Hi Pat, I'm an ex pat Englishman and have been living here for over 2 years now, since retirement. I looked at several areas, and stayed in a few temporarily , and finally settled in a place called Dasmarinas, Very safe, good access to Manila, only 50 pesos on an aircon bus. There are a couple of reputable nursing colleges near here, La Salle being probably the best.
Expect to pay about 3 to 4k a month to rent a half decent house on a sub division, ( mine is 3,800 a month. 2 bedrooms, and space to park 3 cars if needs.)
As for health insurance, I'll check and come back to you on that one. I'm covered on my wife's insurance. 
From your handle I take it you are into motorbikes. You'll be in for a shock here, a big bike is anything over 125cc. In 2 years I've not seen more than a handful of bikes over 400 cc and never seen a Brit bike at all and only 2 Harley's.


----------



## Bikerpat (Apr 16, 2013)

Hi to you ex Pat Englishman. Thanks for that valuable information. I'll wait for any information you have re medical insyrance. Re motorbikes, I call myself bikerpat as it's a user name I use on another site. I had a big bike here until I sold it last year. So am not sure I'll get a bike when I moce to Phils unless I need one.


----------



## astramax46 (Jan 10, 2013)

*Health Insurance*

Hi Pat, I've contacted 3 different Health Insurance companies here, all require name, age and address, and from what I could understand, the address needs to be in the Philippines.
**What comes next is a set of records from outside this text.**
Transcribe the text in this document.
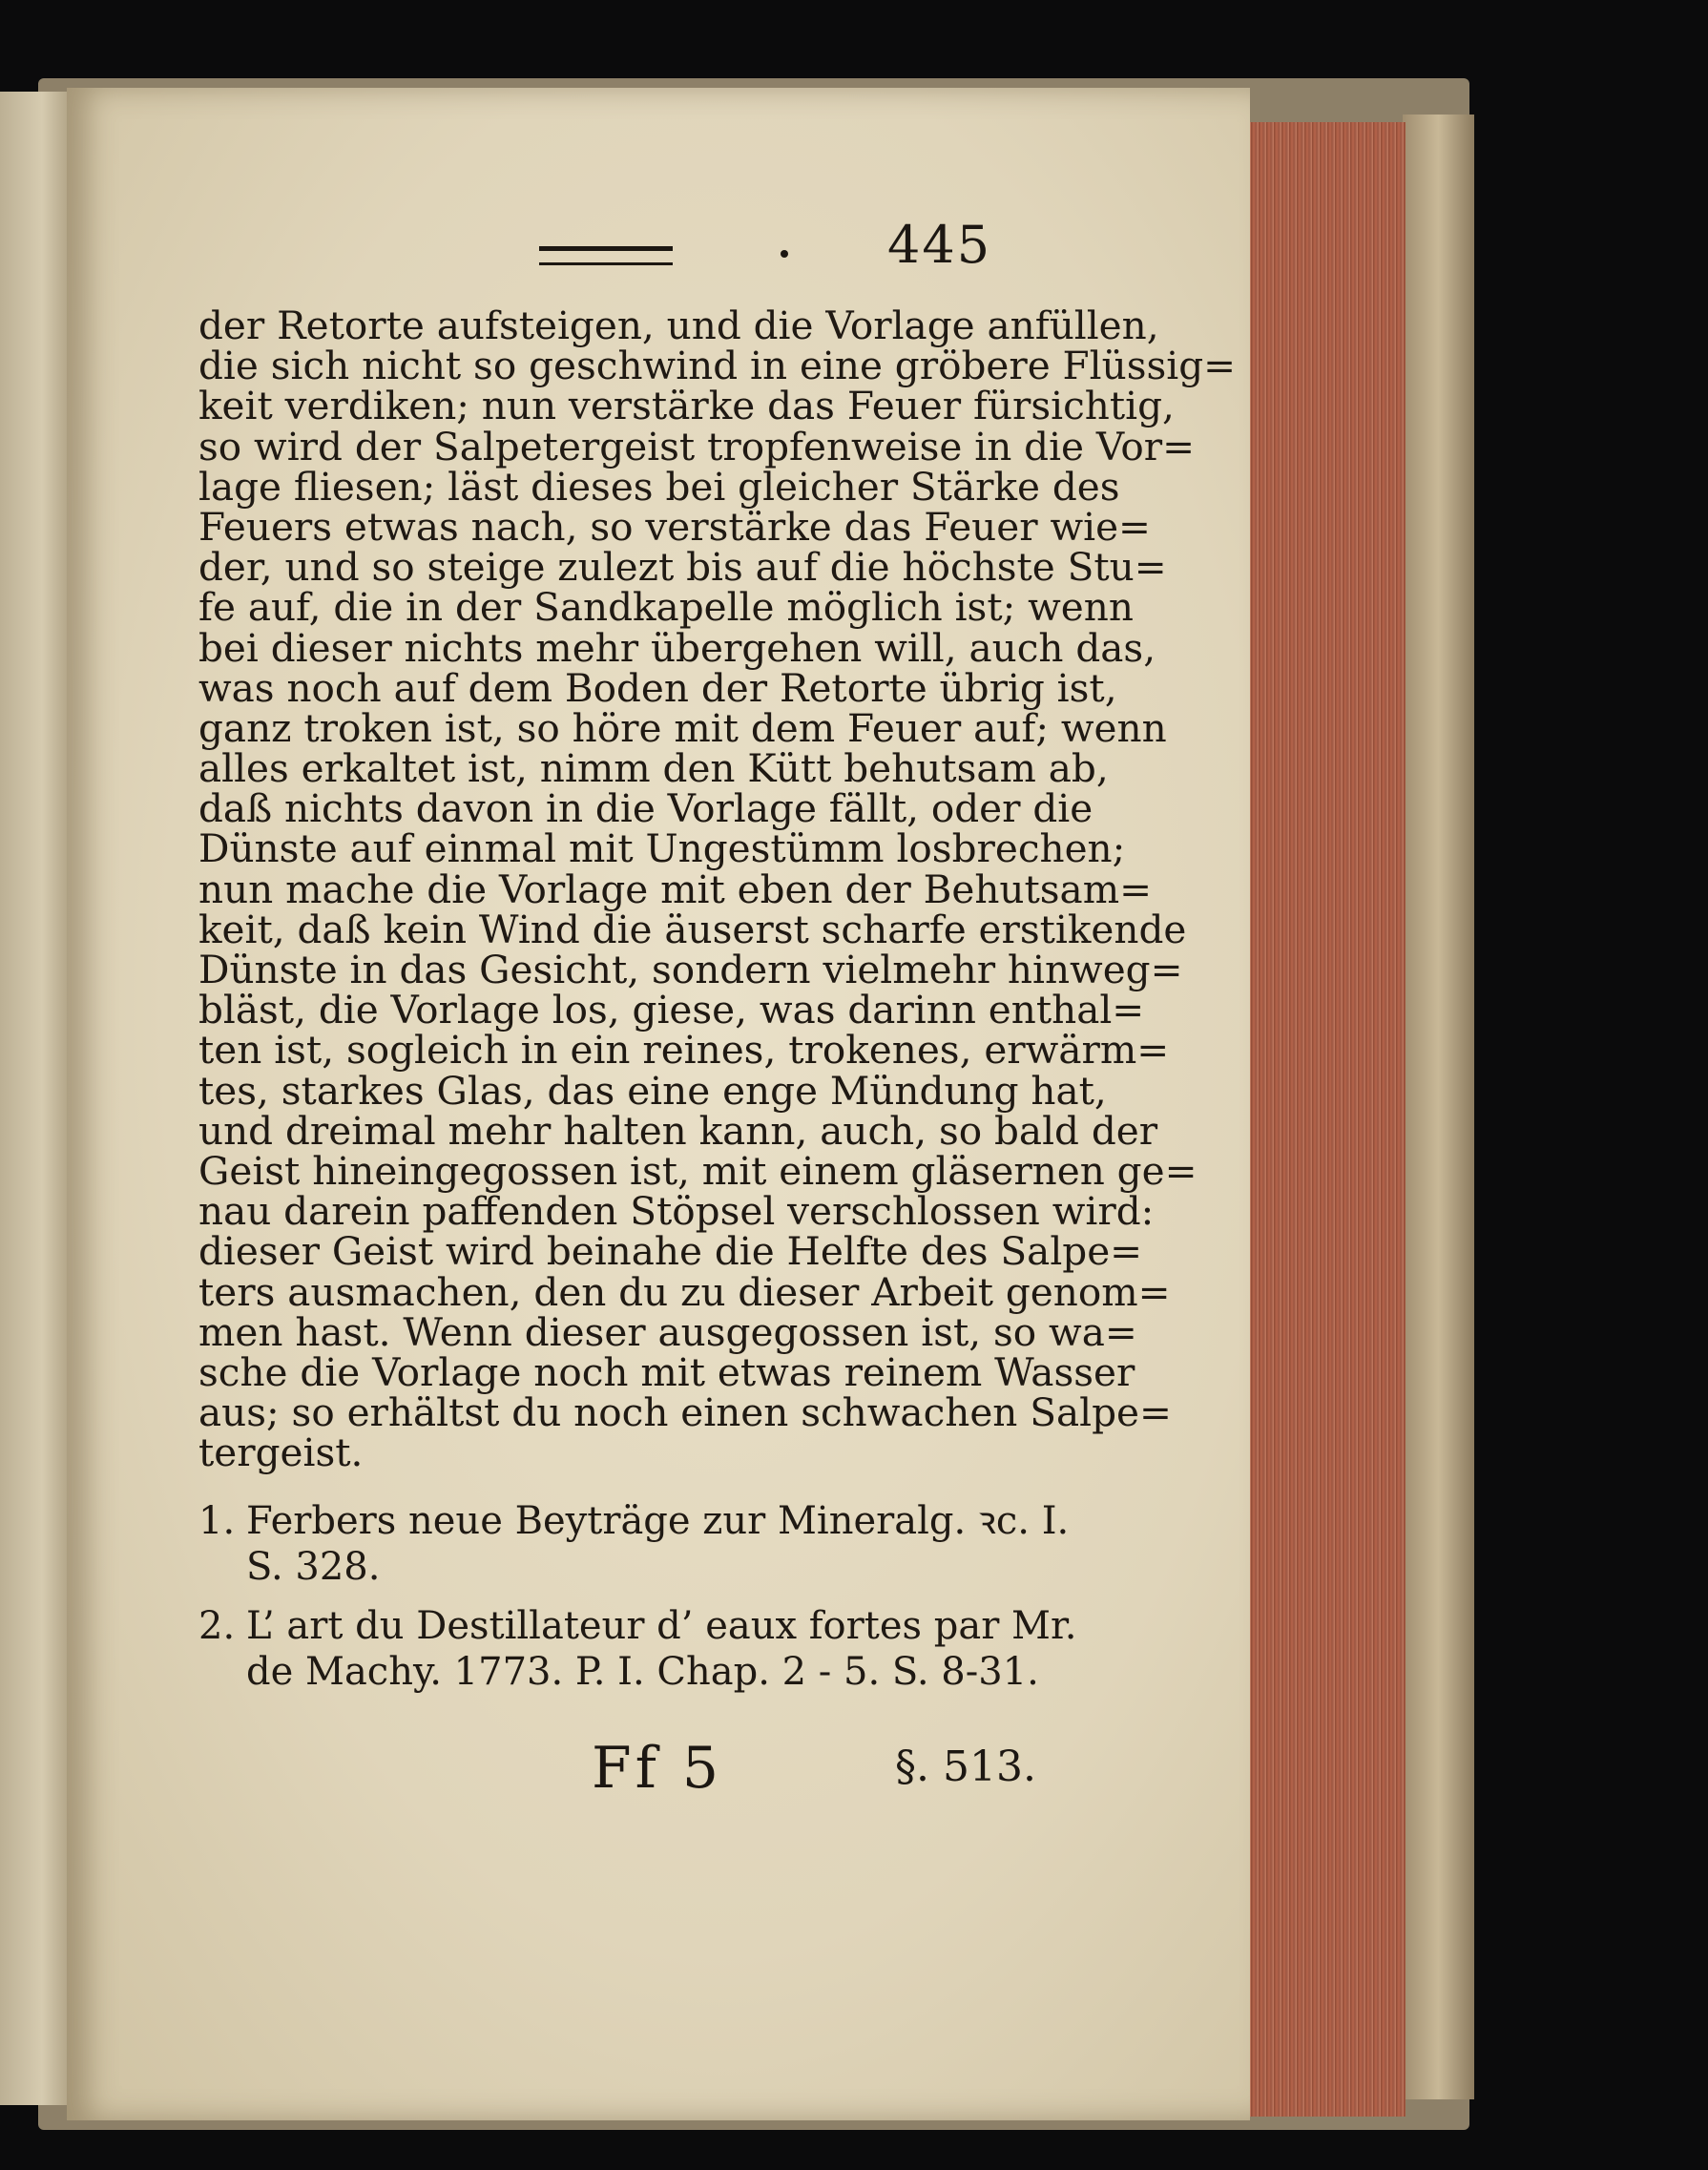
445
der Retorte aufsteigen, und die Vorlage anfüllen,
die sich nicht so geschwind in eine gröbere Flüssig=
keit verdiken; nun verstärke das Feuer fürsichtig,
so wird der Salpetergeist tropfenweise in die Vor=
lage fliesen; läst dieses bei gleicher Stärke des
Feuers etwas nach, so verstärke das Feuer wie=
der, und so steige zulezt bis auf die höchste Stu=
fe auf, die in der Sandkapelle möglich ist; wenn
bei dieser nichts mehr übergehen will, auch das,
was noch auf dem Boden der Retorte übrig ist,
ganz troken ist, so höre mit dem Feuer auf; wenn
alles erkaltet ist, nimm den Kütt behutsam ab,
daß nichts davon in die Vorlage fällt, oder die
Dünste auf einmal mit Ungestümm losbrechen;
nun mache die Vorlage mit eben der Behutsam=
keit, daß kein Wind die äuserst scharfe erstikende
Dünste in das Gesicht, sondern vielmehr hinweg=
bläst, die Vorlage los, giese, was darinn enthal=
ten ist, sogleich in ein reines, trokenes, erwärm=
tes, starkes Glas, das eine enge Mündung hat,
und dreimal mehr halten kann, auch, so bald der
Geist hineingegossen ist, mit einem gläsernen ge=
nau darein paffenden Stöpsel verschlossen wird:
dieser Geist wird beinahe die Helfte des Salpe=
ters ausmachen, den du zu dieser Arbeit genom=
men hast. Wenn dieser ausgegossen ist, so wa=
sche die Vorlage noch mit etwas reinem Wasser
aus; so erhältst du noch einen schwachen Salpe=
tergeist.
1. Ferbers neue Beyträge zur Mineralg. ꝛc. I.
S. 328.
2. L’ art du Destillateur d’ eaux fortes par Mr.
de Machy. 1773. P. I. Chap. 2 - 5. S. 8-31.
Ff 5	§. 513.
So I think if you can contact some company in either Ireland or UK , and see if you can get a global cover, like Cigna Health Insurance. 
As for travelling in this country, public transport is both easy and cheap. I have a jeep but most of the time I travel on either a tricycle or jeepney.
If you do decide to move here and want to transport your personal belongings, look up on line for a ' balicbayan box ' company. I found it is the best way of sending stuff here. If you need any more info don't hesitate to ask. Take care, Tony.


----------



## Bikerpat (Apr 16, 2013)

Thanks Tony. Appreciate that advice.


----------